Bayesian methods: Concepts¶
Python notebook: https://github.com/daviskregers/data-science-recap/blob/main/14-naive-bayes-spam-classifier.ipynb
Remember Baye's theorem?¶
- \(P(A|B) = \frac{P(A)P(B|A)}{P(B)}\)
- Let's use it for machine learning! I want a spam classifier.
- Example: How would we express the probability of an email being spam if it contains the word "free"?
- \(P(Spam|Free)=\frac{P(Spam)P(Free|Spam)}{P(Free)}\)
- The numerator is the probability of a message being spam and containing the word "free" (this is subtly different from what we're looking for).
- The denominator is the overall probability of an email containing the word "free". (Equivalent to \(P(Free|Spam)P(Spam) + P(Free|Not Spam)P(Not Spam)\))
- So together - this ratio is the % of emails with the word "free" that are spam.
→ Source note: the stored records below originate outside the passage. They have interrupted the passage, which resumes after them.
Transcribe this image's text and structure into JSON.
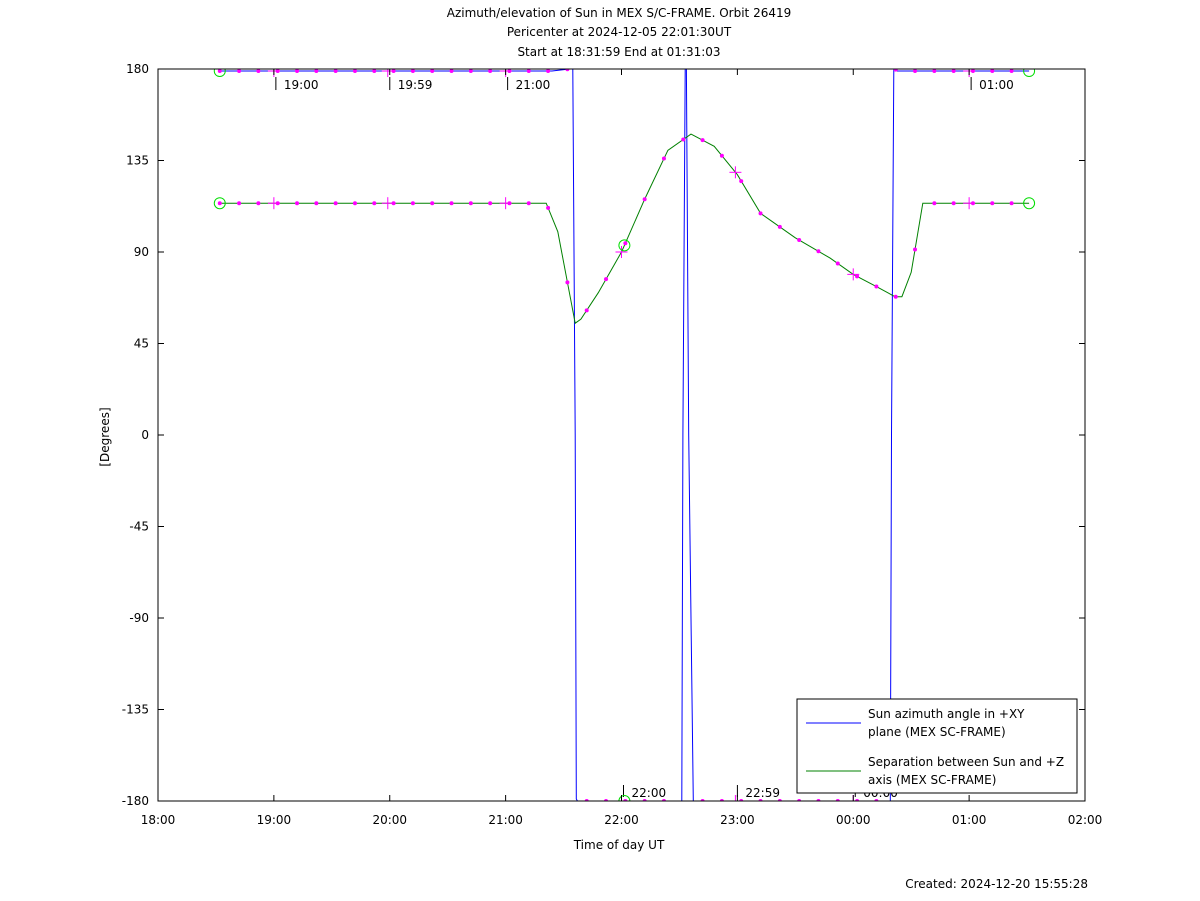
{
  "chart_data": {
    "type": "line",
    "title_lines": [
      "Azimuth/elevation of Sun in MEX S/C-FRAME.  Orbit 26419",
      "Pericenter at 2024-12-05 22:01:30UT",
      "Start at 18:31:59 End at 01:31:03"
    ],
    "xlabel": "Time of day UT",
    "ylabel": "[Degrees]",
    "x_unit": "hours since 18:00 UT",
    "xlim": [
      0,
      8
    ],
    "ylim": [
      -180,
      180
    ],
    "x_tick_labels": [
      "18:00",
      "19:00",
      "20:00",
      "21:00",
      "22:00",
      "23:00",
      "00:00",
      "01:00",
      "02:00"
    ],
    "y_ticks": [
      180,
      135,
      90,
      45,
      0,
      -45,
      -90,
      -135,
      -180
    ],
    "series": [
      {
        "name": "Sun azimuth angle in +XY plane (MEX SC-FRAME)",
        "color": "#0000ff",
        "x": [
          0.5331,
          0.8,
          1.0,
          1.5,
          1.995,
          2.5,
          3.0,
          3.4,
          3.55,
          3.58,
          3.6,
          3.61,
          3.62,
          3.7,
          4.0,
          4.3,
          4.5,
          4.52,
          4.53,
          4.55,
          4.56,
          4.58,
          4.62,
          5.0,
          5.5,
          5.9,
          6.0,
          6.3,
          6.32,
          6.33,
          6.35,
          6.36,
          6.38,
          6.5,
          7.0,
          7.5175
        ],
        "y": [
          179,
          179,
          179,
          179,
          179,
          179,
          179,
          179,
          180,
          180,
          0,
          -179,
          -180,
          -180,
          -180,
          -180,
          -180,
          -180,
          0,
          180,
          180,
          0,
          -180,
          -180,
          -180,
          -180,
          -180,
          -180,
          -180,
          0,
          180,
          180,
          179,
          179,
          179,
          179
        ]
      },
      {
        "name": "Separation between Sun and +Z axis (MEX SC-FRAME)",
        "color": "#008000",
        "x": [
          0.5331,
          1.0,
          1.5,
          2.0,
          2.5,
          3.0,
          3.2,
          3.35,
          3.45,
          3.55,
          3.6,
          3.65,
          3.8,
          4.0,
          4.2,
          4.4,
          4.6,
          4.8,
          5.0,
          5.2,
          5.5,
          5.8,
          6.0,
          6.2,
          6.36,
          6.42,
          6.5,
          6.6,
          7.0,
          7.5175
        ],
        "y": [
          114,
          114,
          114,
          114,
          114,
          114,
          114,
          114,
          100,
          70,
          55,
          57,
          70,
          90,
          116,
          140,
          148,
          142,
          128,
          109,
          97,
          87,
          79,
          73,
          68,
          68,
          80,
          114,
          114,
          114
        ]
      }
    ],
    "time_labels": [
      {
        "text": "19:00",
        "x": 1.0,
        "y": 179
      },
      {
        "text": "19:59",
        "x": 1.983,
        "y": 179
      },
      {
        "text": "21:00",
        "x": 3.0,
        "y": 179
      },
      {
        "text": "22:00",
        "x": 4.0,
        "y": -180
      },
      {
        "text": "22:59",
        "x": 4.983,
        "y": -180
      },
      {
        "text": "00:00",
        "x": 6.0,
        "y": -180
      },
      {
        "text": "01:00",
        "x": 7.0,
        "y": 179
      }
    ],
    "pericenter_x": 4.025,
    "legend_position": "bottom-right",
    "created": "Created: 2024-12-20 15:55:28"
  }
}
What about all the other words?¶
- We can construct \(P(Spam | Word)\) for every meaningful word we encounter during training
- Then multiply these together when analyzing a new email to get the probability of it being spam.
- Assumes the presence of different words are independent of each other - one reason this is called "Naive Bayes".
Sounds like a lot of work.¶
- Scikit-learn to the rescue!
- The CountVectorizer lets us operate on lots of words at once, and MultinomialNB does all the heavy lifting on Naive Bayes.
- We'll train it on known sets of spam and "ham" (non-spam) emails.